Our Father (Christmas), Who Art In Heaven




The basic premise of Christian theology is that the life you lead on Earth will determine if you spend eternity in Heaven, or Hell. Different doctrines hold that either your ultimate destination is predetermined and there’s nothing you can do about it; or that you’re given a last chance to renounce your sins and be granted a pass to the glorious afterworld. Still others say that you’re being watched and judged every single day, and that your behaviors have a cumulative effect, like an end-of-year grade, weighted according to your overall piety. St. Peter is traditionally seen as gatekeeper, for whom you must pass muster to be let inside the exclusive club.

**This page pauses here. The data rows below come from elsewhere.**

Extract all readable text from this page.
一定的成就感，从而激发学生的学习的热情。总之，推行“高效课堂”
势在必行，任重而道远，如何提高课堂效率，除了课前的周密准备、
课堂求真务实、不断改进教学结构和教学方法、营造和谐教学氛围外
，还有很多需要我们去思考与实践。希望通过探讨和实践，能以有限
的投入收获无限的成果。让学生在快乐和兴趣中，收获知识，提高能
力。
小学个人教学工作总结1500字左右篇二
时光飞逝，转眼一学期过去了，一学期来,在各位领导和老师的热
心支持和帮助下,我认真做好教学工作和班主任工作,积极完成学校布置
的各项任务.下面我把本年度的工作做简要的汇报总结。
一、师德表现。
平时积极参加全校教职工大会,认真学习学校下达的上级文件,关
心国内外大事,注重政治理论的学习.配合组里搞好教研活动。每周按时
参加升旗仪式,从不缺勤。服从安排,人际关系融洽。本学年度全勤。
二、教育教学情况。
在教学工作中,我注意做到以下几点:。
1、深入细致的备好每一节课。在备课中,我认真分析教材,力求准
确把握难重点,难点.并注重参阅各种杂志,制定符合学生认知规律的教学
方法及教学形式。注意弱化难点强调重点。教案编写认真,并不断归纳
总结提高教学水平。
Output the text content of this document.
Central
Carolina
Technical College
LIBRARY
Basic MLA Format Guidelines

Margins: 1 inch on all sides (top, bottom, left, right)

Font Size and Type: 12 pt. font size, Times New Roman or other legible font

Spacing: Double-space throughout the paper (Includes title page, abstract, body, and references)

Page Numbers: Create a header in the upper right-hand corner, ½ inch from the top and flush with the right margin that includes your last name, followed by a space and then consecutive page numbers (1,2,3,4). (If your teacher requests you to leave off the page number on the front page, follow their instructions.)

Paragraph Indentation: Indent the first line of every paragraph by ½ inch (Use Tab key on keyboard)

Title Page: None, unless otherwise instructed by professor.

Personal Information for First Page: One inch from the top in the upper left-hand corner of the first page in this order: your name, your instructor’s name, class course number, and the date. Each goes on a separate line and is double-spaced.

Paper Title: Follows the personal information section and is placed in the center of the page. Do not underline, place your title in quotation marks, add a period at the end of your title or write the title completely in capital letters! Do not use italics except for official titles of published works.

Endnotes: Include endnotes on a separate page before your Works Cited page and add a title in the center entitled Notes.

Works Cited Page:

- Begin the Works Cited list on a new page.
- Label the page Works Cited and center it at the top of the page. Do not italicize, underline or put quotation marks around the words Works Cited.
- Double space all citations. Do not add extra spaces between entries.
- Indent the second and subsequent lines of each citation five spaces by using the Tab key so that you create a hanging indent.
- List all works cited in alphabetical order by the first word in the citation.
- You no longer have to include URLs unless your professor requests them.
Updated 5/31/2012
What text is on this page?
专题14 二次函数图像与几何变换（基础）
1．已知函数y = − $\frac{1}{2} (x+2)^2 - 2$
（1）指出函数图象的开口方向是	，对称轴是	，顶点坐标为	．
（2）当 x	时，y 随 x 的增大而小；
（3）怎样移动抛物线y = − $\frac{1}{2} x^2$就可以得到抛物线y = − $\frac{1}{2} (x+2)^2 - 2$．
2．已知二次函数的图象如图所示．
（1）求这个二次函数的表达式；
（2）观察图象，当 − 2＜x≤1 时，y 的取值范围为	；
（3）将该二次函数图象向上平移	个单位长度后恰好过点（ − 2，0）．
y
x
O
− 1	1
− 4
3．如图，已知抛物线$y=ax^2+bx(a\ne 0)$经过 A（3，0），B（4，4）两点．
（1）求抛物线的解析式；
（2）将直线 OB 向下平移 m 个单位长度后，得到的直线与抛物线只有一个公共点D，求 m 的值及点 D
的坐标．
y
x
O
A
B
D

On the other hand, Santa does the very same thing at Christmastime, a fact millions of children or people who have once been children, can attest (there are even picture to prove it), which begs the question: is Santa St. Peter in disguise?  

“Ho ho ho,” the big man with a beard will murmur merrily as you approach, trembling amid the whiteness. “What’s your name, little [BOY or GIRL]?”

At this you will tell him your name. Probably your formal name, the one on your birth certificate, as opposed to the nickname you have been known by your whole entire life.

“And tell me,” the portly fellow will huff, “have you been naughty or nice?”

Naturally, you’ll report having been nice. Very nice, in fact. Super-nice.

The imposing gentleman will peer at you to confirm your confession’s veracity, because he has super powers and can determine such things. “Fair enough then,” he’ll snort, “you can come in. Close the door behind you, you’ll let in the draft.”